Yan Li, Chinese language teacher at PVHS and vice president of the Florida Chinese Teachers Association, prepared her students for the competition. Li is the only Chinese teacher in St. Johns County and teaches at Ponte Vedra High School and Landrum Middle School. She has led the students to participate in the Florida State Chinese Competition for the last eight years.
“I love taking students every year,” Li said. “This kind of thing really engages the students and the parents to learn more about the culture.”
The students practiced each week for months preceding the event. Meeting each Thursday, students memorized speeches and countless facts about Chinese culture. Students prepared for a reading, listening, cultural and speaking assessment related to their particular level for that year. Additionally, a chosen team of four students competed against the other schools in an annual jeopardy game, specifically assessing the students on their cultural knowledge.
“Chinese competition is the highlight of my year,” said PVHS student Callista Campbell. “The jeopardy game is surprisingly intense, but everyone knows we are here just having fun at the end of the day!”
Working alongside her students, Li allows them to grow in their knowledge through the friendly competition. The students are also led by the two co-captains of the Chinese Competition team, Hope Daughtry and Maggie Dykstra. As student leaders and second-year attendees of the competition, Daughtry and Dykstra helped their 15 peers get familiar with the content and prospective events.
“It is amazing how much the program has grown since I started studying Chinese freshman year,” Daughtry said. “I love how the competition gets not only my peers excited about studying Chinese, but it also shows my parents how much I love it. Engaging my school by cheering us on and engaging the community by just letting people know how much passion we have is truly inspiring.”
Dyskstra added, “It is really a lot of fun, getting together and having a friendly competition. I loved seeing the new faces and making so many friends.

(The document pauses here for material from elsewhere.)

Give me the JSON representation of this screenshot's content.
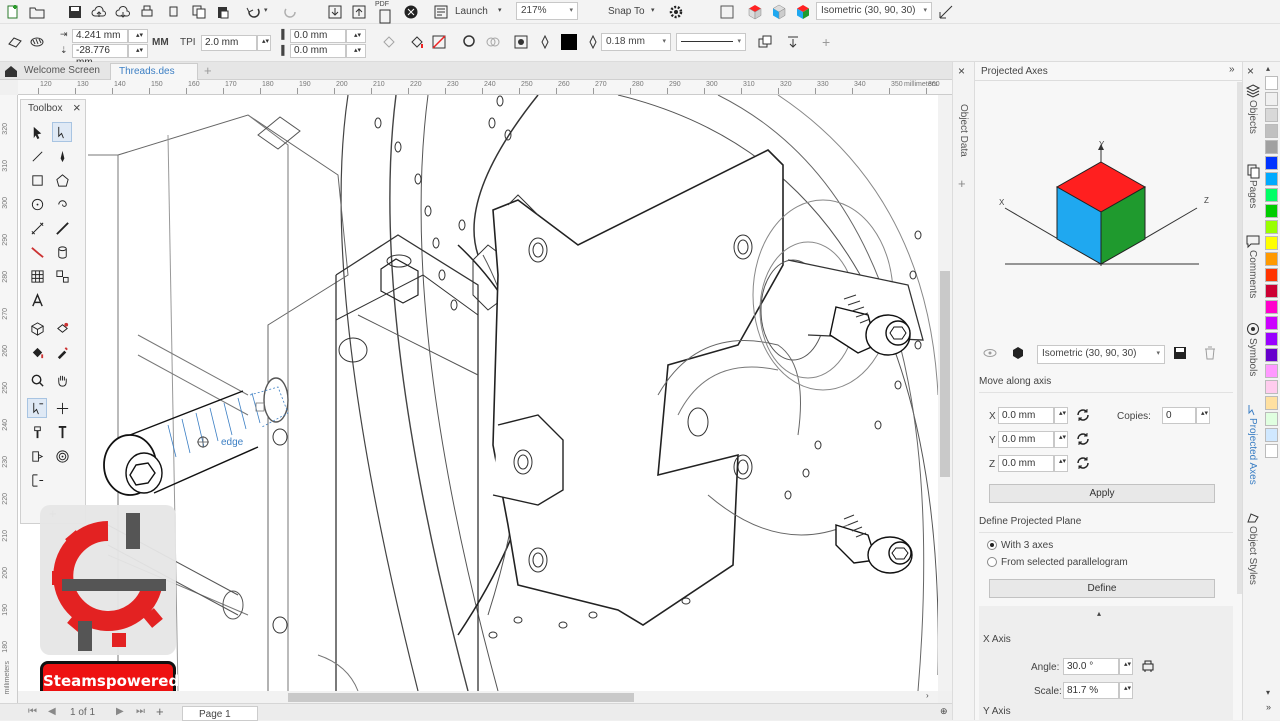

It’s cool to have that shared study and bonding over it with students from all across the state.”
The students’ parents also love how the competition engages their students in their studies.
“My daughter is the coolest nerd ever for being involved in this,” said Rachel Daughtry, Hope’s mother. “It is so cool to see so many amazing kids joining together and having fun. It’s crazy to think they all learn this awesome language.”